Some pairs of terms get blurred in casual speech but mean different things in probability. The course keeps each pair separate on purpose, and most graded misunderstandings trace back to collapsing one of them.

  • Probability vs. conditional probability. \(P(A)\) is the probability of \(A\) with no extra information; \(P(A\mid B)\) is the probability of \(A\) once you know \(B\) happened. They can be wildly different. In the recurring case \(P(\text{on time})=0.81\), but \(P(\text{on time}\mid\text{rain})=0.60\) — conditioning on rain changes the answer, which is exactly why the two events are not independent.

  • Independent vs. mutually exclusive. \(A\perp B\) (independent) means knowing one tells you nothing about the other: \(P(A\cap B)=P(A)P(B)\). Mutually exclusive means the two cannot both occur, so \(P(A\cap B)=0\). These are not the same — in fact two events with positive probability that are mutually exclusive are necessarily dependent, because one happening rules the other out.

  • pmf vs. density. A probability mass function \(p(x)=P(X=x)\) gives an actual probability at each value of a discrete variable, and these probabilities sum to \(1\). A density \(f(x)\) for a continuous variable is not a probability — it can be larger than \(1\), and a single point carries probability \(0\). Only the area under \(f\) over an interval is a probability: \(P(a\le X\le b)=\int_a^b f(x)\,dx\).
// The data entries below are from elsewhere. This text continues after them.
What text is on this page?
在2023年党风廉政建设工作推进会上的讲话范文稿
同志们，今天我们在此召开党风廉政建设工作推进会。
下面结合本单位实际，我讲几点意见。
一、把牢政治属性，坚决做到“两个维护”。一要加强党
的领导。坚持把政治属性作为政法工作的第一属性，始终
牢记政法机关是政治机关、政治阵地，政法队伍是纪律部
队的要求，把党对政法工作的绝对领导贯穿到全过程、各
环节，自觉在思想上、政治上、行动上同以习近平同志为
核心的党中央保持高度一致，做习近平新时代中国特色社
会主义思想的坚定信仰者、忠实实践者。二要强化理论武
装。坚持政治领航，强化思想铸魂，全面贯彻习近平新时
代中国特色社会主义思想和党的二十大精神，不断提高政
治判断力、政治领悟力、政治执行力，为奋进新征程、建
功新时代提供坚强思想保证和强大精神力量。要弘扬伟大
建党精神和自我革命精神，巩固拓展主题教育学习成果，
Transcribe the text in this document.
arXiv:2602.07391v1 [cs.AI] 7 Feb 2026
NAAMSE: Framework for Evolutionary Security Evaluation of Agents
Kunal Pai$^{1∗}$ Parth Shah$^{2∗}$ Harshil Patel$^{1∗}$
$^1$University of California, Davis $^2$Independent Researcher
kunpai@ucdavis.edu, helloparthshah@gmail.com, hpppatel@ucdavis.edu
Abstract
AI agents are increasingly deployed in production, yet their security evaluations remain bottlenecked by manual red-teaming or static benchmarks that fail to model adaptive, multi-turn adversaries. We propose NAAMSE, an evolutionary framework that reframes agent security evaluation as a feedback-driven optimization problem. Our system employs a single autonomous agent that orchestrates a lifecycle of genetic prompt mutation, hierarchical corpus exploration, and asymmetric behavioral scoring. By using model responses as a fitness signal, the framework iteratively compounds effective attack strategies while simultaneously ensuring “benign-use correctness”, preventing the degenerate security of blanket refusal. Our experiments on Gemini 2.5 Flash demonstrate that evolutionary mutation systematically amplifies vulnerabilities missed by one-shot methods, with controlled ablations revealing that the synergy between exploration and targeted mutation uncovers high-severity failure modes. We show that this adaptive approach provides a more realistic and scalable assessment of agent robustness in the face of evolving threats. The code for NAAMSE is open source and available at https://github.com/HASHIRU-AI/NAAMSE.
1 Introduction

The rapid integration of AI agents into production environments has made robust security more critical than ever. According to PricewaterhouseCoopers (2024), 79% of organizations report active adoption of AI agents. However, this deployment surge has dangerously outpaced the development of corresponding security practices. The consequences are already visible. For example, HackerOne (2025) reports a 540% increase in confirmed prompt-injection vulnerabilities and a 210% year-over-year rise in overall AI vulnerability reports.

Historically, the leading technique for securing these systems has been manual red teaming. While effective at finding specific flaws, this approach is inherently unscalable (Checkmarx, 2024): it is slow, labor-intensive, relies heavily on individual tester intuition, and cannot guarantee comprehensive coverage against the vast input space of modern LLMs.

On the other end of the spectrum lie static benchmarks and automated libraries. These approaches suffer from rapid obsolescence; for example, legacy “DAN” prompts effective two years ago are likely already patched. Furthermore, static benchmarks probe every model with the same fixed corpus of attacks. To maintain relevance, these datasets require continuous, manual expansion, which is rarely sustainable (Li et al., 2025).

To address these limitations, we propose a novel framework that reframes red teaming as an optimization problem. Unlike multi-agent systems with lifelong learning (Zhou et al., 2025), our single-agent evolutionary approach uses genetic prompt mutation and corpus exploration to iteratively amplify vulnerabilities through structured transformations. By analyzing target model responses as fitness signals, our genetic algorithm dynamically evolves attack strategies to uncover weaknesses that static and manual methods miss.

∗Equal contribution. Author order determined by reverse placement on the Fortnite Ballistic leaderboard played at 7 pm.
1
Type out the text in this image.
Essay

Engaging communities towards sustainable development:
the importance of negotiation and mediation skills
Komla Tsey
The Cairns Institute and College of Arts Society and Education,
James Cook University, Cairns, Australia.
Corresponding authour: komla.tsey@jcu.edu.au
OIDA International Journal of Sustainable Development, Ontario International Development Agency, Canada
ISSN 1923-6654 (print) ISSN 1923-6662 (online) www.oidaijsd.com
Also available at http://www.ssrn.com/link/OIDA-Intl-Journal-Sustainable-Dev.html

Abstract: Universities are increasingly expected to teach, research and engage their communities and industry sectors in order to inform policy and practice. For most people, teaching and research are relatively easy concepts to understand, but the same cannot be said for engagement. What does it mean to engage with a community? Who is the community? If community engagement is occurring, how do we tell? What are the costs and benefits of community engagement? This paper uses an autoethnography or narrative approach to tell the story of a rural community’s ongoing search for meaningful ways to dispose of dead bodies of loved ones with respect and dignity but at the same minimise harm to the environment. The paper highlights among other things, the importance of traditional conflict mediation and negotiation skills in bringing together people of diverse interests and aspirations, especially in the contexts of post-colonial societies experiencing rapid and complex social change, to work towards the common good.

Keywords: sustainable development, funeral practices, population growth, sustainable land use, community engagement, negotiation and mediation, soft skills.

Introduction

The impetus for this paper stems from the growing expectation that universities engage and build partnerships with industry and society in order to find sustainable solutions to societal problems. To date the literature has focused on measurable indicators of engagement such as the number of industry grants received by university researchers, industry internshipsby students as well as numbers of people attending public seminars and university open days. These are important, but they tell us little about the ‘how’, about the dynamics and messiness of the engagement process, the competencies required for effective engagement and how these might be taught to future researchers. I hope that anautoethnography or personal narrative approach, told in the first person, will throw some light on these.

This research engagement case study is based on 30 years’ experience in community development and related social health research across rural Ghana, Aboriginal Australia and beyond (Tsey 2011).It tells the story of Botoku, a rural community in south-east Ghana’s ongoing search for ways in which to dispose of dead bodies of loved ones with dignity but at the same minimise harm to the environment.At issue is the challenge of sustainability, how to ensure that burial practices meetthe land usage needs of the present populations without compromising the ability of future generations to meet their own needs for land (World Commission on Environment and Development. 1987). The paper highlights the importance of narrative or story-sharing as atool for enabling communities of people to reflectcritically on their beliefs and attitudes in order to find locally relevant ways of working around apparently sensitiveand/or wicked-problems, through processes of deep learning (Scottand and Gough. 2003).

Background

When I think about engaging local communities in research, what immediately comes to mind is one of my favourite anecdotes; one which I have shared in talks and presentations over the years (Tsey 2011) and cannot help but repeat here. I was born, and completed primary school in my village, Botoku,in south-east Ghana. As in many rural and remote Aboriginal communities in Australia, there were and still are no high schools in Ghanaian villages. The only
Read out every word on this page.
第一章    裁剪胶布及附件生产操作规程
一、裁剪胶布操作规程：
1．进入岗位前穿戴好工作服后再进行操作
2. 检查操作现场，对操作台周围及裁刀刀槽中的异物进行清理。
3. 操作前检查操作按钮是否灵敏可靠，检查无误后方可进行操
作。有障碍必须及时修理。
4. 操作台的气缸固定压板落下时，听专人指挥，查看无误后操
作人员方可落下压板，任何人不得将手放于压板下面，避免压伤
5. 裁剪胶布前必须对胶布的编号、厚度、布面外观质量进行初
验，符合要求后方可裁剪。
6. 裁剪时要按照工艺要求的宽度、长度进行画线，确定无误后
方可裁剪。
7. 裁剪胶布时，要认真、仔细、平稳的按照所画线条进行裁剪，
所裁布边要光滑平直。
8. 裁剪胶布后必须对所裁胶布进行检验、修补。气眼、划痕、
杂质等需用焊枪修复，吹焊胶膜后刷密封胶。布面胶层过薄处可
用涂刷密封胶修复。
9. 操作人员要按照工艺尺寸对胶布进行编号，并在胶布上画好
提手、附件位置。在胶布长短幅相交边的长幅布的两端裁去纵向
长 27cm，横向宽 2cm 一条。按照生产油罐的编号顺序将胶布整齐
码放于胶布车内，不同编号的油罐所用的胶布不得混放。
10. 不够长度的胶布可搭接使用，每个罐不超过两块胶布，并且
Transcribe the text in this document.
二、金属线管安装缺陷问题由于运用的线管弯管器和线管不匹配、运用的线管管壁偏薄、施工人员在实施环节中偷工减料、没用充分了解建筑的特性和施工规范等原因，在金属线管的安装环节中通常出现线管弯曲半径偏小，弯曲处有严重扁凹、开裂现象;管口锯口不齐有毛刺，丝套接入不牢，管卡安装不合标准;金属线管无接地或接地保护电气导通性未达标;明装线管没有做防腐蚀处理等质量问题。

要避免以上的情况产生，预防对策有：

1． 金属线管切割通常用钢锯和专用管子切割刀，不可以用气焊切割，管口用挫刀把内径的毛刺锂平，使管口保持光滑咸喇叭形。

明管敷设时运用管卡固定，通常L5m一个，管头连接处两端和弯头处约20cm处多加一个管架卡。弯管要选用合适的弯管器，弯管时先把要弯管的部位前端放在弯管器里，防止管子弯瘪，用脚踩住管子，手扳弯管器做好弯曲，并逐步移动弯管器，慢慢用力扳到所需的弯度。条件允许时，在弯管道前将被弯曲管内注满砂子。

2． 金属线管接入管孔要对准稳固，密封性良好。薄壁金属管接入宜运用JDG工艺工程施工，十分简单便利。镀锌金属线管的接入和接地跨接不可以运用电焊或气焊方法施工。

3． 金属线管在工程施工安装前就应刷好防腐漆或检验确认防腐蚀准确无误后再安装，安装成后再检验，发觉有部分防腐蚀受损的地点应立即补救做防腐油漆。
  • Variance vs. standard deviation. The variance \(\operatorname{Var}(X)=\sigma^{2}\) is measured in squared units; the standard deviation \(\sigma=\sqrt{\operatorname{Var}(X)}\) is in the original units and is the one you can compare directly to the values of \(X\). For the guessing quiz, \(\operatorname{Var}(X)=2.5\) while \(\sigma\approx 1.58\).

  • Covariance vs. correlation. Covariance \(\operatorname{Cov}(X,Y)=E[XY]-E[X]E[Y]\) measures whether two variables move together, but its scale depends on the units, so its size alone says little. Correlation \(\rho=\operatorname{Cov}(X,Y)/(\sigma_X\sigma_Y)\) rescales it to the fixed range \([-1,1]\), where the sign is the direction and the magnitude is the strength. For the (rain, late) pair in the recurring case the covariance is \(0.063\) and the correlation is \(\rho\approx 0.35\) — same story, but correlation is the one you can interpret on a universal scale.

Public vs. graded

These notes, the examples, and the practice here are public and ungraded — study material only. No graded prompts, answer keys, rubrics, point values, or due dates appear on this site. Graded checkpoints, quizzes, homework, labs, the midterm, the project, and the final live in Blackboard (the LMS), which is authoritative for due dates, submissions, and grades. If this page and Blackboard ever disagree, follow Blackboard.